Energy Detection for Cognitive Radio with Distributional Uncertainty and Signal Variety under Nonlinear Expectation Theory
This work addresses robust detection for cognitive radio systems in uncertain wireless environments, offering a theoretical foundation but is incremental as it extends classical methods.
The paper tackles the problem of energy detection in cognitive radio under distributional uncertainty and signal variety by developing a generalized formulation using nonlinear expectation theory, deriving bounds for detection error probabilities and validating them through simulations.

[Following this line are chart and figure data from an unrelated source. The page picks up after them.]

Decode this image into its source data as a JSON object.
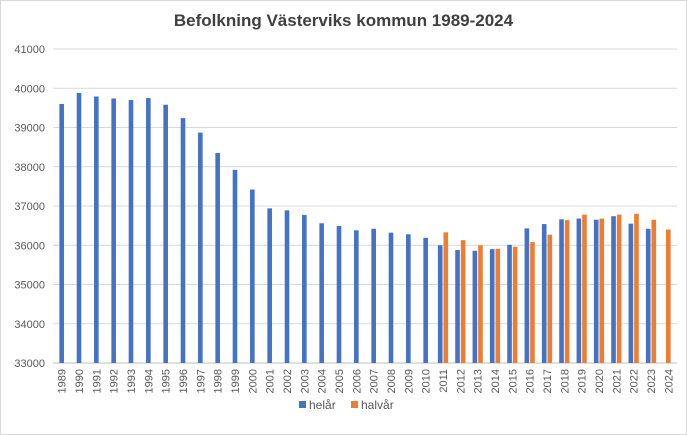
{
  "chart_data": {
    "type": "bar",
    "title": "Befolkning Västerviks kommun 1989-2024",
    "xlabel": "",
    "ylabel": "",
    "ylim": [
      33000,
      41000
    ],
    "yticks": [
      33000,
      34000,
      35000,
      36000,
      37000,
      38000,
      39000,
      40000,
      41000
    ],
    "grid": true,
    "legend_position": "bottom",
    "categories": [
      "1989",
      "1990",
      "1991",
      "1992",
      "1993",
      "1994",
      "1995",
      "1996",
      "1997",
      "1998",
      "1999",
      "2000",
      "2001",
      "2002",
      "2003",
      "2004",
      "2005",
      "2006",
      "2007",
      "2008",
      "2009",
      "2010",
      "2011",
      "2012",
      "2013",
      "2014",
      "2015",
      "2016",
      "2017",
      "2018",
      "2019",
      "2020",
      "2021",
      "2022",
      "2023",
      "2024"
    ],
    "series": [
      {
        "name": "helår",
        "color": "#4472c4",
        "values": [
          39600,
          39880,
          39790,
          39740,
          39700,
          39750,
          39580,
          39240,
          38870,
          38350,
          37920,
          37420,
          36940,
          36890,
          36770,
          36560,
          36490,
          36380,
          36420,
          36320,
          36280,
          36190,
          36000,
          35880,
          35860,
          35900,
          36010,
          36430,
          36540,
          36660,
          36680,
          36650,
          36740,
          36550,
          36420,
          null
        ]
      },
      {
        "name": "halvår",
        "color": "#ed7d31",
        "values": [
          null,
          null,
          null,
          null,
          null,
          null,
          null,
          null,
          null,
          null,
          null,
          null,
          null,
          null,
          null,
          null,
          null,
          null,
          null,
          null,
          null,
          null,
          36330,
          36130,
          36000,
          35910,
          35960,
          36080,
          36270,
          36640,
          36780,
          36680,
          36780,
          36800,
          36650,
          36400
        ]
      }
    ]
  }
}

Classical energy detection (ED) methods for cognitive radio (CR) have addressed noise uncertainty as deviations in noise power and signal uncertainty as variability in signal characteristics, which use probabilistic methods and assume fixed probability distributions for both. In practical scenarios, due to the uncertainty in probability models and the significant variation of primary signals encountered by receivers across different radio technologies, wireless environments exhibit not only distributional uncertainty but also substantial signal variety. In this paper, we develop a generalized formulation of energy detection based on nonlinear expectation theory, where both the signal and noise distributions are uncertain. We utilize the $G$-normal distribution to characterize channel noise. Moreover, to capture practical signal variety, the absolute values of transmitted signal random variables are assumed to lie within a bounded range $[\underlineÏ_X,\overlineÏ_X]$. The worst-case detection performance is then characterized by a double supremum, meaning over all admissible distributions and all possible signal realizations. We derive estimations for the minimum and the maximum detection error probabilities, and demonstrate the validity of the results through numerical simulations. The proposed model generalizes the classical theoretical analysis of energy detection and offers a potential theoretical foundation for robust detection and information-theoretic analysis under distributional uncertainty.